Though EMS staff do their work at one of the most critical points in a patient’s recovery, they are some of the most underappreciated members of the medical community. They operate away from expensive medical equipment and sterile environments but rarely receive the same recognition as physicians and nurses.

“EMS has become the safety net for healthcare,” Cohen said. “So it’s ‘dial 911 for police, fire, or urgent healthcare’ and that’s okay.”

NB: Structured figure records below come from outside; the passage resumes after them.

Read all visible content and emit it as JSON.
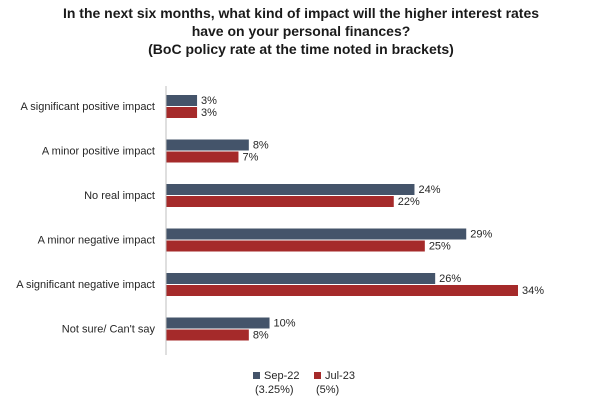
{
  "chart_data": {
    "type": "bar",
    "orientation": "horizontal",
    "title_lines": [
      "In the next six months, what kind of impact will the higher interest rates",
      "have on your personal finances?",
      "(BoC policy rate at the time noted in brackets)"
    ],
    "categories": [
      "A significant positive impact",
      "A minor positive impact",
      "No real impact",
      "A minor negative impact",
      "A significant negative impact",
      "Not sure/ Can't say"
    ],
    "series": [
      {
        "name": "Sep-22",
        "note": "(3.25%)",
        "color": "#44546A",
        "values": [
          3,
          8,
          24,
          29,
          26,
          10
        ],
        "labels": [
          "3%",
          "8%",
          "24%",
          "29%",
          "26%",
          "10%"
        ]
      },
      {
        "name": "Jul-23",
        "note": "(5%)",
        "color": "#A52A2A",
        "values": [
          3,
          7,
          22,
          25,
          34,
          8
        ],
        "labels": [
          "3%",
          "7%",
          "22%",
          "25%",
          "34%",
          "8%"
        ]
      }
    ],
    "xlim": [
      0,
      40
    ],
    "grid": false,
    "legend_position": "bottom"
  }
}
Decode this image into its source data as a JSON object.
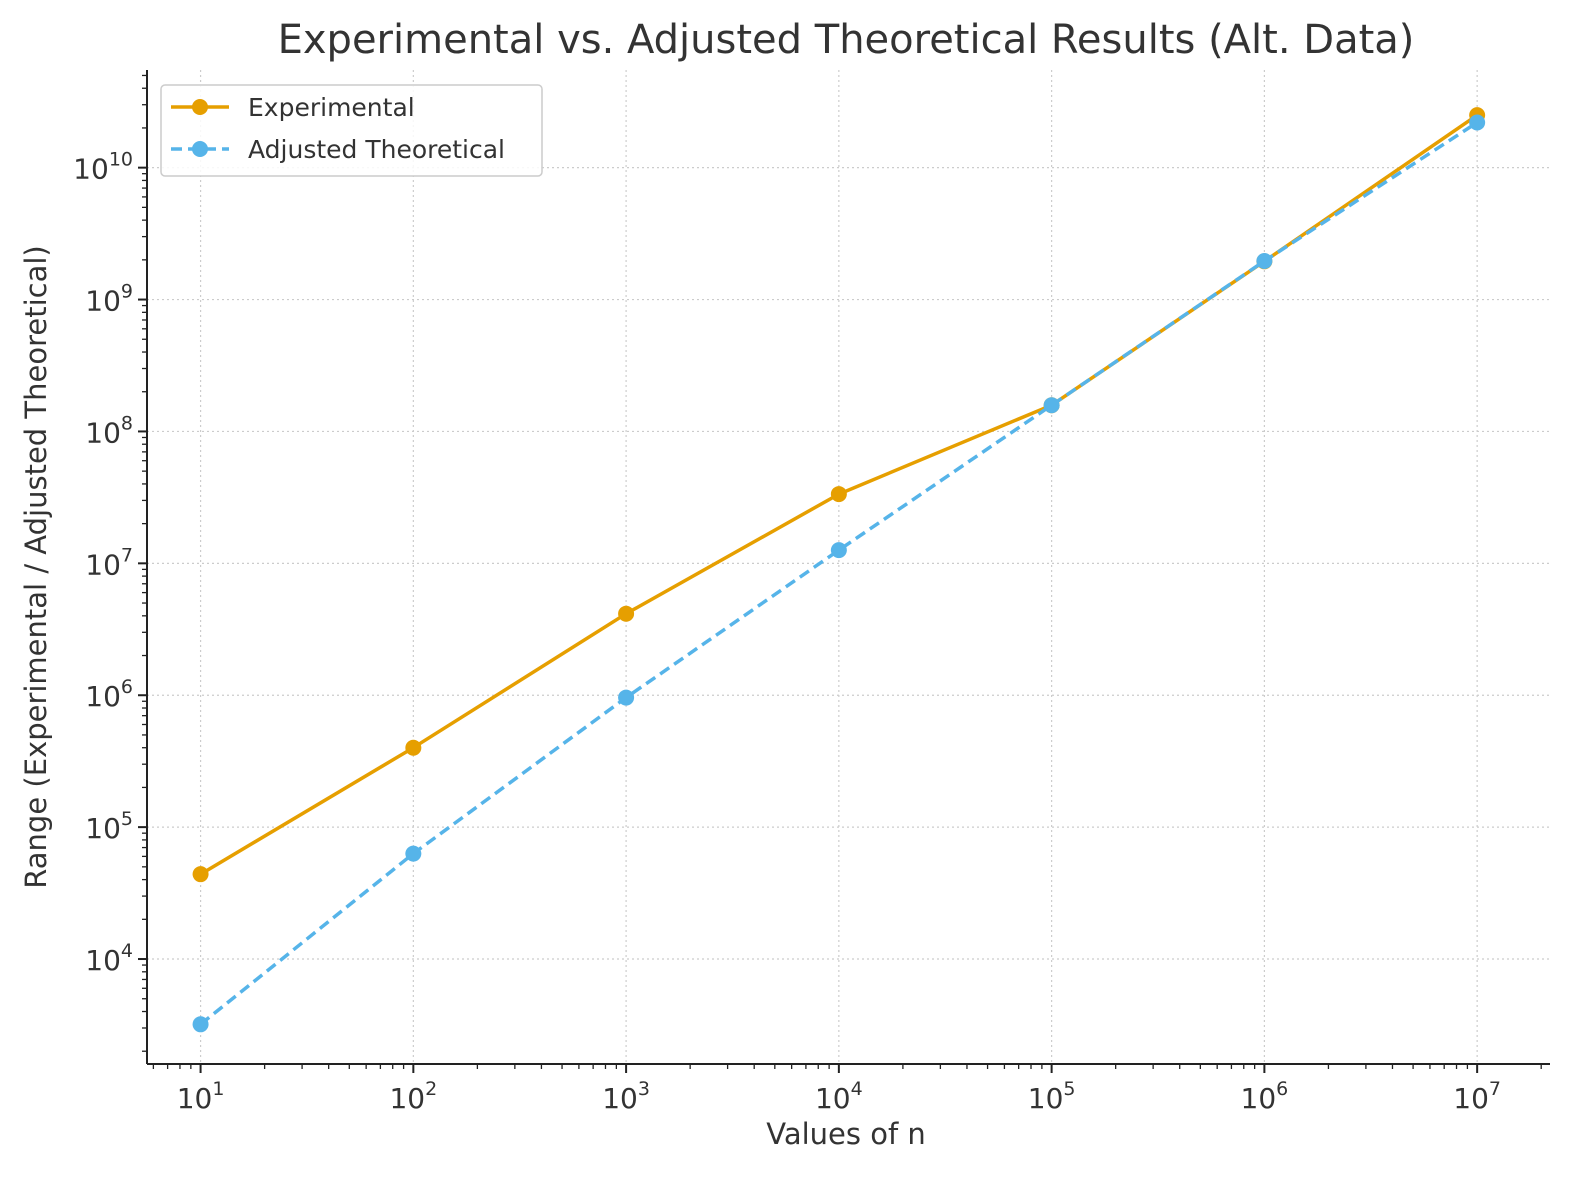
{
  "chart_data": {
    "type": "line",
    "title": "Experimental vs. Adjusted Theoretical Results (Alt. Data)",
    "xlabel": "Values of n",
    "ylabel": "Range (Experimental / Adjusted Theoretical)",
    "xscale": "log",
    "yscale": "log",
    "xlim": [
      5.6,
      22000000
    ],
    "ylim": [
      1600,
      55000000000
    ],
    "x": [
      10,
      100,
      1000,
      10000,
      100000,
      1000000,
      10000000
    ],
    "x_ticks": [
      {
        "base": "10",
        "exp": "1",
        "value": 10
      },
      {
        "base": "10",
        "exp": "2",
        "value": 100
      },
      {
        "base": "10",
        "exp": "3",
        "value": 1000
      },
      {
        "base": "10",
        "exp": "4",
        "value": 10000
      },
      {
        "base": "10",
        "exp": "5",
        "value": 100000
      },
      {
        "base": "10",
        "exp": "6",
        "value": 1000000
      },
      {
        "base": "10",
        "exp": "7",
        "value": 10000000
      }
    ],
    "y_ticks": [
      {
        "base": "10",
        "exp": "4",
        "value": 10000
      },
      {
        "base": "10",
        "exp": "5",
        "value": 100000
      },
      {
        "base": "10",
        "exp": "6",
        "value": 1000000
      },
      {
        "base": "10",
        "exp": "7",
        "value": 10000000
      },
      {
        "base": "10",
        "exp": "8",
        "value": 100000000
      },
      {
        "base": "10",
        "exp": "9",
        "value": 1000000000
      },
      {
        "base": "10",
        "exp": "10",
        "value": 10000000000
      }
    ],
    "grid": true,
    "legend_position": "top-left",
    "series": [
      {
        "name": "Experimental",
        "color": "#E69F00",
        "line_style": "solid",
        "marker": "circle",
        "values": [
          44000,
          400000,
          4150000,
          33500000,
          158000000,
          1950000000,
          25000000000
        ]
      },
      {
        "name": "Adjusted Theoretical",
        "color": "#56B4E9",
        "line_style": "dashed",
        "marker": "circle",
        "values": [
          3200,
          63000,
          960000,
          12600000,
          158000000,
          1960000000,
          22000000000
        ]
      }
    ]
  }
}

Unlike medical professionals treating patients in hospitals, EMS staff encounter their patients in context. They see the tangle of socioeconomic and mental health factors behind non-emergency calls. In 2017, Empress began its first foray into community paramedicine, a new program spearheaded by Cohen and Alex. The initiative will allow paramedics to schedule at-home follow-ups with discharged patients so they can teach patients and families about their conditions and how to manage them. Eventually, Cohen and Alex want patients to seek medical care that’s appropriate for their ailments at urgent care centers and doctors’ offices.

Community paramedicine will be 25 percent clinical work and 75 percent social work, Alex tells me, because the core of it is “that fish saying”: give a man a fish, and you feed him for a day; teach a man to fish, and you feed him for a lifetime. Through community paramedicine, the Empress paramedics will be able to keep an eye on consenting at-risk patients and help them adjust their lives to suit their conditions.  

Still, frivolous calls are part of the routine. It’s easy to get frustrated, but Alex’s personal philosophy helps her stay positive: the 15 to 20 minutes that the EMS staff are on the scene, she believes, is a small window to make a real impact on people’s lives.  

To Alex, EMS is about more than life and death. It’s about respect and empathy. It’s telling post-accident drivers that she “used to carry unicorn Band-Aids just for guys your size” until they smile shakily. It’s talking to the nervous son wearing a Black Sabbath t-shirt about Ozzy Osbourne as they move his bedridden father into the ambulance, or laughing with the 92-year-old Ecuadorian grandmother with pneumonia, despite the language barrier. It’s treating every 911 call with the seriousness of a life-threatening situation, no matter how trivial the caller’s complaint might seem from the outside, because, as Alex often says, “perception is reality.” She believes that’s how each 911 call should be handled, no matter which side of the 36.6 percent it falls.  

I’m not trying to change the world,” she tells me, “but you gotta have a pay it forward mindset.”